No I do not agree yet. I am not convinced about how you arrived at 1/2 for the second probability. If I am correct, your intuition is to say that once the second person gets head and the first person gets tails, both have equal chance of winning. I do not agree for two reasons:
1) no consideration of the event X=Y
2) Anyway X>Y and X<Y are not symmetric events with your conditioning. If I am correct, your intuition is to say that once the second person gets head and the first person gets tails, both have equal chance of getting 2 heads from there on. I do not think so. The one head for the second guy will be useful only if he gets two more heads consecutively after that and that probability will be similar to the first person getting two heads consecutively once he got the tail already. If the second guy does not get heads in the second or third tosses he again has to get three heads in a row and first guy has to get two heads in row. So P(X>Y)<P(X<Y) even with the conditioning. This is apart from problem 1 mentioned above.
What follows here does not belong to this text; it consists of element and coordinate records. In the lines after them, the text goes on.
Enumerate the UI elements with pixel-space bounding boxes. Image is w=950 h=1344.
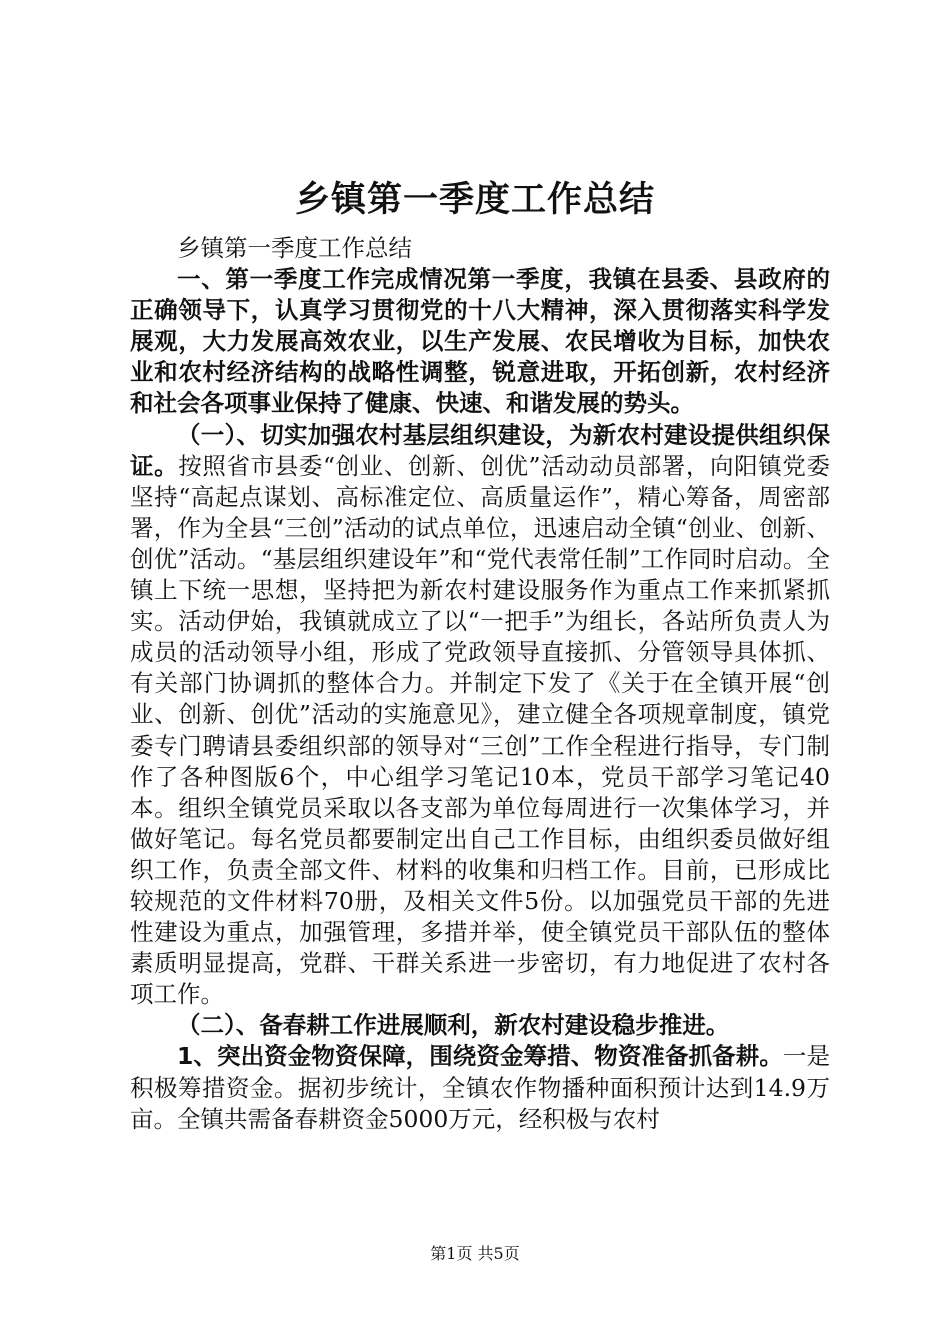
page-footer: 第1页 共5页	[430, 1244, 520, 1263]
paragraph-3-heading: （二）、备春耕工作进展顺利，新农村建设稳步推进。	[177, 1011, 730, 1040]
paragraph-3	[130, 1010, 830, 1041]
document-title: 乡镇第一季度工作总结	[294, 179, 655, 220]
document-body	[130, 233, 830, 1135]
paragraph-2	[130, 420, 830, 1011]
document-subtitle: 乡镇第一季度工作总结	[177, 234, 412, 262]
paragraph-1	[130, 264, 830, 419]
paragraph-2-text: 按照省市县委“创业、创新、创优”活动动员部署，向阳镇党委坚持“高起点谋划、高标准定位、高质量运作”，精心筹备，周密部署，作为全县“三创”活动的试点单位，迅速启动全镇“创业、创新、创优”活动。“基层组织建设年”和“党代表常任制”工作同时启动。全镇上下统一思想，坚持把为新农村建设服务作为重点工作来抓紧抓实。活动伊始，我镇就成立了以“一把手”为组长，各站所负责人为成员的活动领导小组，形成了党政领导直接抓、分管领导具体抓、有关部门协调抓的整体合力。并制定下发了《关于在全镇开展“创业、创新、创优”活动的实施意见》，建立健全各项规章制度，镇党委专门聘请县委组织部的领导对“三创”工作全程进行指导，专门制作了各种图版6个，中心组学习笔记10本，党员干部学习笔记40本。组织全镇党员采取以各支部为单位每周进行一次集体学习，并做好笔记。每名党员都要制定出自己工作目标，由组织委员做好组织工作，负责全部文件、材料的收集和归档工作。目前，已形成比较规范的文件材料70册，及相关文件5份。以加强党员干部的先进性建设为重点，加强管理，多措并举，使全镇党员干部队伍的整体素质明显提高，党群、干群关系进一步密切，有力地促进了农村各项工作。	[130, 451, 831, 1009]
paragraph-4-text: 一是积极筹措资金。据初步统计，全镇农作物播种面积预计达到14.9万亩。全镇共需备春耕资金5000万元，经积极与农村	[130, 1042, 831, 1133]
paragraph-4	[130, 1041, 830, 1134]
paragraph-2-heading: （一）、切实加强农村基层组织建设，为新农村建设提供组织保证。	[130, 420, 830, 480]
paragraph-4-heading: 1、突出资金物资保障，围绕资金筹措、物资准备抓备耕。	[177, 1042, 783, 1071]
paragraph-1-heading: 一、第一季度工作完成情况第一季度，我镇在县委、县政府的正确领导下，认真学习贯彻党的十八大精神，深入贯彻落实科学发展观，大力发展高效农业，以生产发展、农民增收为目标，加快农业和农村经济结构的战略性调整，锐意进取，开拓创新，农村经济和社会各项事业保持了健康、快速、和谐发展的势头。	[130, 265, 830, 418]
Then rest of the terms in your expression are as complicated to compute.

 

[dstefan]

Actually, you are right, this requires more thought than what I initially thought.

 

[mhan]

Hi, I think you guys are right about needing to condition on the first couple tosses then applying recursion. I looked at a simpler case, let X be the number of flips for 1 head and Y be the number of flips for 2 heads. (I'll apologize for not knowing how to use TeX.)
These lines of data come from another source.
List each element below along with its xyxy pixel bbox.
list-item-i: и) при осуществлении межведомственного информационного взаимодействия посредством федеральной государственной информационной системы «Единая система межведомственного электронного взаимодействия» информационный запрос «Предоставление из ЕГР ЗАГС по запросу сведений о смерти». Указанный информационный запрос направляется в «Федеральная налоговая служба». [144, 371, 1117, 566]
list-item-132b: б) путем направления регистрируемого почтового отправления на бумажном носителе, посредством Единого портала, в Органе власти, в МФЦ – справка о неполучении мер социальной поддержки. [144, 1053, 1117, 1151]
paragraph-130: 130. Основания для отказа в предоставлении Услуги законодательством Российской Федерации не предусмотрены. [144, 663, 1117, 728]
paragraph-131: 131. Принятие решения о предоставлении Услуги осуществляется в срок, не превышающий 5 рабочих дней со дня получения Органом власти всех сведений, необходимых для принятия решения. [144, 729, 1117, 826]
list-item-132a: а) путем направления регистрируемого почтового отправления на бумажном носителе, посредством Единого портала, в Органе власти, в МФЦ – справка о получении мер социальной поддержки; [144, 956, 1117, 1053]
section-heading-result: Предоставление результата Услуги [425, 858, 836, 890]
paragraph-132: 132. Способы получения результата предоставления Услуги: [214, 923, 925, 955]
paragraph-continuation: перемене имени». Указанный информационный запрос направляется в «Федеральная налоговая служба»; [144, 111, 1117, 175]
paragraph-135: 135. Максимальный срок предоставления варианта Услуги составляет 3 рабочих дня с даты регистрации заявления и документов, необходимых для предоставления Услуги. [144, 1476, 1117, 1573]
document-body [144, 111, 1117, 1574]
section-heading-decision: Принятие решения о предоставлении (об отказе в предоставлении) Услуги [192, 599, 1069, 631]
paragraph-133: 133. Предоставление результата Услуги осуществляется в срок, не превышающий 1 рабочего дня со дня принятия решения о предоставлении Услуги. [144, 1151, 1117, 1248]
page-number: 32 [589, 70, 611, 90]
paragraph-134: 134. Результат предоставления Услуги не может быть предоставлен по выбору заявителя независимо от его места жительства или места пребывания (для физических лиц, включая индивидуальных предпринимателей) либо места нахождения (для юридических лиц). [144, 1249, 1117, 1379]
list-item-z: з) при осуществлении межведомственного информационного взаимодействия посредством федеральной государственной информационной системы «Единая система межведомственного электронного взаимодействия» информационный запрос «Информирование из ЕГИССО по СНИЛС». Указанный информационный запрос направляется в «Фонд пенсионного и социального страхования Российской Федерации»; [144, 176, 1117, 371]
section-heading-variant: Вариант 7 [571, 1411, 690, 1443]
We condition the results of the first toss of each sequence, so we have four cases for the set of first tosses: {H,H}, {H,T}, {T,H}, {T,T}.

Note: {T,H} means the sequence where we try to get 1 head got a tails, and the sequence where we try to get 2 heads got a head).

P(X > Y) = P(X > Y | {H, H}) P({H, H}) + P(X > Y | {H, T}) P({H, T}) + P(X > Y | {T, H}) P{T, H}) + P(X > Y | {T, T}) P({T, T})

P(X > Y) = 0 * P({H, H}) + 0 * P ({H, T}) + P (X > Y | {T, H}) P({T, H}) + P(X > Y) P({T, T})

P(X > Y) = P (X > Y) | {T, H})(1/4) + P(X > Y)(1/4)

Now the next step is to get another equation relating P(X > Y) and P (X > Y) | {T, H}), then we can solve them in a system of equations. Let's now condition on the 2nd toss.

Note: P (X > Y) | {T, H}) != 1/2

P (X > Y) | {T, H}) = P (X > Y) | {TH, HH}) (1/4) + P (X > Y) | {TH, HT}) (1/4) + P (X > Y) | {TT, HH}) (1/4) + P (X > Y) | {TT, HT}) (1/4)

P (X > Y) | {T, H}) = 0 * (1/4) + 0 * (1/4) + 1 * (1/4) + P(X>Y) (1/4)

P (X > Y) | {T, H}) = 1/4 + P(X>Y) (1/4)

Now we have two equations and two unknowns, and if we solve for P (X > Y) we get .0909.

 

[vkaul]

I must say it is a good start. But the number of cases to keep track increases almost exponentially going from this simple case to the harder problem.

 

[IlyaKEightSix]

This may sound really dumb, but from the get go:

P(2H)=1/4.
P(3H)=1/8.

So considering that these are independent events, the probability of the two heads should always be twice the probability of three heads, no matter where they are in the sequence.

Therefore, denote the event of three heads as P.

2P+P=1.
3P=1.
P=.33.

2P=.66667.

Probably there's a hole in this reasoning, but I'm thinking that if you're asked to compute this problem on an interview that the solution might be something clever like this.

That, or "The most clever solutions are usually the most beautiful. They're also usually wrong."

 

[vkaul]

Unfortunately the holes in this reasoning are so big, I will be more comfortable not giving an answer at all.